Two steps of KYC Verification
There are two steps of KYC authentication given below.
- (CIP) Customer Identification Program
- (CDD) Customer Due Diligence
Customer Identification Program (CIP)
CIP is the first step of KYC for the prevention of fraud, money laundering, and illegal activities. The direction of CIP ensures the verification of financial transactions to mitigate the fraud risks. In the Customer Identification Program financial institutions collect the information of the client while opening their account that contains;
- Date of birth
- Identification number
Customer Due Diligence (CDD)
The 2nd step of KYC is screening the documents given by clients. But the data covers in CDD is;
- Date of birth
All this information is essential for account opening of the clients in which they restrain the customer, whether he is in PEP lists or not.

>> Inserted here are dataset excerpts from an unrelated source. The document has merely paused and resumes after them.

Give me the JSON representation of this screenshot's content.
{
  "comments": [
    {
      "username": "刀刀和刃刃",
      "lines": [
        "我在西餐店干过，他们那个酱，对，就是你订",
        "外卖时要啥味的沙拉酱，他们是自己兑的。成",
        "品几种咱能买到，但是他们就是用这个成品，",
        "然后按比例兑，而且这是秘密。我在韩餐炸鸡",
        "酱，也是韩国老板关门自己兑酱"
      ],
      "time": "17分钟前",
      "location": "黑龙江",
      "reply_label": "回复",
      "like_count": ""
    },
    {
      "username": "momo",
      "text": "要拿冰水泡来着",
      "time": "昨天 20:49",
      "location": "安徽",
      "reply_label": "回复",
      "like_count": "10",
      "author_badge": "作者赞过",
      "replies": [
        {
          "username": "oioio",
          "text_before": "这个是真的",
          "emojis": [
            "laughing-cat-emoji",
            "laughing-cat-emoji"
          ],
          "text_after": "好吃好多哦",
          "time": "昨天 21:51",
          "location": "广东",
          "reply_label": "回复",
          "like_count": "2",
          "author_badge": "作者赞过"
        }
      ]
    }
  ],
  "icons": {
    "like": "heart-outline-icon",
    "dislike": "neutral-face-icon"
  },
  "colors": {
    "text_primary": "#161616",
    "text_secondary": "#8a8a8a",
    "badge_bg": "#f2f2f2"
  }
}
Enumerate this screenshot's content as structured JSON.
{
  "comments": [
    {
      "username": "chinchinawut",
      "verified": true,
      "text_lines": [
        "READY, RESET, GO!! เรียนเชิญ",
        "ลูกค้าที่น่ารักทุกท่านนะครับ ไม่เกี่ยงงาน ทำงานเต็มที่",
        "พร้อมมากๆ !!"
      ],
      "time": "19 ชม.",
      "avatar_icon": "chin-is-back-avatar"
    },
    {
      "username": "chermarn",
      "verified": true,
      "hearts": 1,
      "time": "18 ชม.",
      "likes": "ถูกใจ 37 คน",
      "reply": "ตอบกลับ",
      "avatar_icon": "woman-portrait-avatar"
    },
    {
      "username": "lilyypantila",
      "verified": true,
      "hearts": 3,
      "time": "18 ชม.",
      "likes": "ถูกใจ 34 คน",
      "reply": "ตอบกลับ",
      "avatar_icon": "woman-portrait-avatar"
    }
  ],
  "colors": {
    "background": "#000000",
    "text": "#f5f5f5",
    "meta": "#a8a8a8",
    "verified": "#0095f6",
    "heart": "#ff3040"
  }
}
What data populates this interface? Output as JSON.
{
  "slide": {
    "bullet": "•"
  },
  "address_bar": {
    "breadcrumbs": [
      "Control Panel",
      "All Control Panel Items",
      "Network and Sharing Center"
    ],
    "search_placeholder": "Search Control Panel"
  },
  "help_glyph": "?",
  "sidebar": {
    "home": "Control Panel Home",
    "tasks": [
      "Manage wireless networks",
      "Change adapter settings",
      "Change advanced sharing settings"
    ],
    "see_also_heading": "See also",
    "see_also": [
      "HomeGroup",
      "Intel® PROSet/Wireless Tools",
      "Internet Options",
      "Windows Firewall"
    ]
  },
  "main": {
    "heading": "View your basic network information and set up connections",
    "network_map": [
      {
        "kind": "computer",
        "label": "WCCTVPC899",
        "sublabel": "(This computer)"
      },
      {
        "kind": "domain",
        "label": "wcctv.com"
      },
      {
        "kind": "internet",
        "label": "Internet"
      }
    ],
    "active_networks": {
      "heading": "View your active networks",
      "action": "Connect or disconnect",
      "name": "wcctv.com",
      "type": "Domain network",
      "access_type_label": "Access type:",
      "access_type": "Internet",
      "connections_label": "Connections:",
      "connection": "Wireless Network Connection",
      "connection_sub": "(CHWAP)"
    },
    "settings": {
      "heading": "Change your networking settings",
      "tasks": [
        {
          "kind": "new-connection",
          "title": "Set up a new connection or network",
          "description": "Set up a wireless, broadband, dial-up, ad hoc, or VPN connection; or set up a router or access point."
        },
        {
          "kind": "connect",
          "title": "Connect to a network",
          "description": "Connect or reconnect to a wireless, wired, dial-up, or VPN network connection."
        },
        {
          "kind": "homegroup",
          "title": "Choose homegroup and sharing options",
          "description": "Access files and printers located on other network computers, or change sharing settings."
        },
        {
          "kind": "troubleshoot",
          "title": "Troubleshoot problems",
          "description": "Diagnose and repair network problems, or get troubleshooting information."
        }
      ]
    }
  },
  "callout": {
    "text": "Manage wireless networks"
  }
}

Hence, this ensures that the customer is not a risk for the organization.
Advantages of real time KYC compliance
There are many advantages of KYC compliance such as;
- KYC real time compliance provides accurate results
- Another one is – KYC rule – provides global coverage from scams and prevent from risks
- The last – KYC meaning is a real time compliance which provides outcomes in less than 30 seconds.
Know your Customer (KYC) Rules
- The Banking secrecy act (BSA) of the USA requires financial institutions to take essential steps for the security of customers and report scam cases to FinCen (Financial Crimes Enforcement Network)
- The Anti Money Laundering Act (AMLA) of France considers Identity Verification compulsory for financial institutions
Worldwide Authorities for KYC
The main authorities established:
- FATF (Financial Action Task Force) is a world wide authority that assembles and analyzes such as terrorist financing data and money laundering.
- FinCEN (Financial Crimes Enforcement Network) is a USA based treasury department bureau that collects financial transactions and utilizes it for financial crime.
- A Canadian authorized sector – FINTRAC (Financial Transactions and Report Analysis Center) extracts and analyses the financial crime data through KYC.
- Europol is an European based organization that works on anti-money laundering and financial crimes.
Organizations using KYC Regulations
However, a wide range of business entities are using KYC regulations globally which are:
- Financial industries like banks, insurance companies and mortgage houses
- Fintech companies like crypro companies, online payment solutions, digital loan providers
- Real estate sectors
- Healthcare industries like hospitals, drug providers, POM sellers and care providers
- Legal sectors
- Valuable art and metal dealers
- Gaming industries like gaming platforms and lotery businesses
Therefore, KYC solution is an efficient system and a need of every business sector. Organizations follow all steps of KYC compliance adequately for the verification of customers to prevent systems from frauds and scams. Hence this takes less than thirty seconds for identity verification of customers. Therefore, every business can use this efficiently.